Ich hab also bei den Einstellungen und im Profil und so geschaut, um zu sehen, wo ich es denn löschen kann. Also mich löschen. Meinen Account.

Ich fand nur die Option das Konto zu deaktivieren, sozusagen erstmal eine Beziehungspause. Von meiner Facebooktrennung aus letztem Jahr wusste ich noch, dass der Facebook-Konzern es einem nicht leicht macht.

Ich habs also schnell in eine Suchmaschine eingegeben und kam da auf Chip oder sowas. Konnte da einem Link folgen und musste nur noch 3 Mal klicken. Ich wurde gefragt, ob mir klar wäre, dass meine Bilder gelöscht würden und das wars. Facebook hat sich etwas mehr Mühe gegeben, mich nicht gehen zu lassen. Rückblickend fühlt sich die Instagramtrennung an, wie eine Trennung von jemandem, der zu feige war, sich selbst zu trennen und gewartet hat.

Ich hab dann meinen Lieblingsort aufgesucht, das Bett. Ehrlich, sollte mich irgendwer suchen, ich lieg im Bett. Und lese, starre die Decke an, schaue die Wand an, träume umher oder sitze im Bett, esse, schaue Filme oder Youtube.

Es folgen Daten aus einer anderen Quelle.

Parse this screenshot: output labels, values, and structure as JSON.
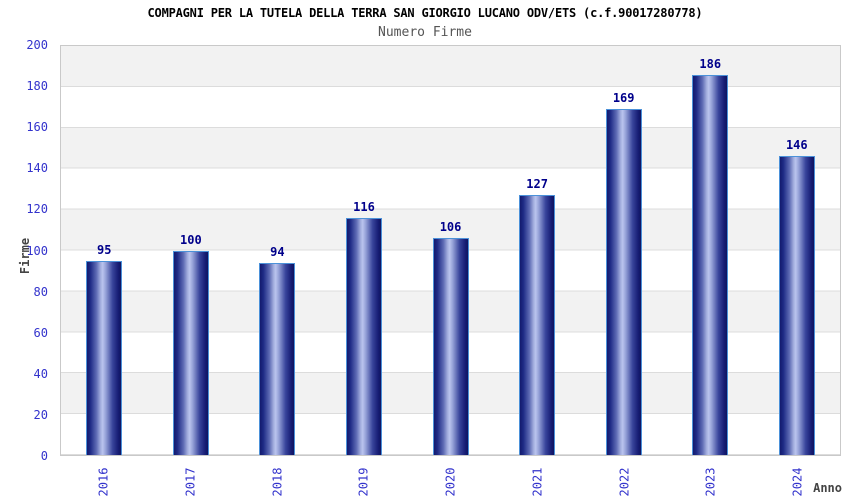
{
  "title": "COMPAGNI PER LA TUTELA DELLA TERRA SAN GIORGIO LUCANO ODV/ETS (c.f.90017280778)",
  "subtitle": "Numero Firme",
  "chart_data": {
    "type": "bar",
    "title": "COMPAGNI PER LA TUTELA DELLA TERRA SAN GIORGIO LUCANO ODV/ETS (c.f.90017280778)",
    "subtitle": "Numero Firme",
    "categories": [
      "2016",
      "2017",
      "2018",
      "2019",
      "2020",
      "2021",
      "2022",
      "2023",
      "2024"
    ],
    "values": [
      95,
      100,
      94,
      116,
      106,
      127,
      169,
      186,
      146
    ],
    "xlabel": "Anno",
    "ylabel": "Firme",
    "ylim": [
      0,
      200
    ],
    "ytick_step": 20,
    "grid": true,
    "legend": "none",
    "band_fill": "alternating horizontal bands every 20 units"
  },
  "colors": {
    "background": "#ffffff",
    "band_gray": "#f2f2f2",
    "gridline": "#dcdcdc",
    "plot_border": "#c9c9c9",
    "bar_edge_dark": "#141a6e",
    "bar_highlight": "#bac4ee",
    "bar_border": "#4b91d9",
    "tick_label_blue": "#3333cc",
    "value_label_navy": "#00008b",
    "axis_title_gray": "#444444",
    "title_black": "#000000",
    "subtitle_gray": "#555555"
  }
}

Mein Bett ist echt der beste Spot. Shout Out! 

Nochmal zurück zu Insta. Ich möchte keinen Nutzer be/verurteilen. Für mich ist es einfach das Zeitargument. Es ist sooo unnötig. Es ist, obwohl ich kein Hardcore-Nutzer war, schon viel zu viel Zeit unaufmerksam oder halbaufmerksam von 70% für mich persönlichem Müll geklaut worden. 

Als ich danach im Bett lag, habe ich meine Gedanken so hart schweifen lassen und konnte verdammt gut geschlafen.

Und dann reden alle von Handy-Detox, monitoren die Nutzungszeit am besten noch mit eigens dafür definierten Apps, das ist heftig. Wir haben diese sozialen Netzwerke aus meiner Sicht jetzt etwa mein halbes Leben. Sie machen uns süchtig und verändern uns. Aber die Wenigsten setzen sich wirklich mit der Metaebene auseinander, bis sie eines Tages ein wirkliches Problem damit haben, welcher Art auch immer.

Hier nochmal kurz die Geburtsjahre:

Insta 2010

Twitter 2006

Facebook 2004

Studi-VZ 2005

Youtube 2005

Google 1998 (ok, alt)

Wen das Thema übrigens mehr interessiert – in meinem Augen haben häufig die überzeugendsten Argumente: Jene, die lange in diesen Unternehmen gearbeitet haben und/oder and der Konzeption der Wirkmechanismen und Geschäftsmodelle beteiligt sind. Demnächst dazu mehr.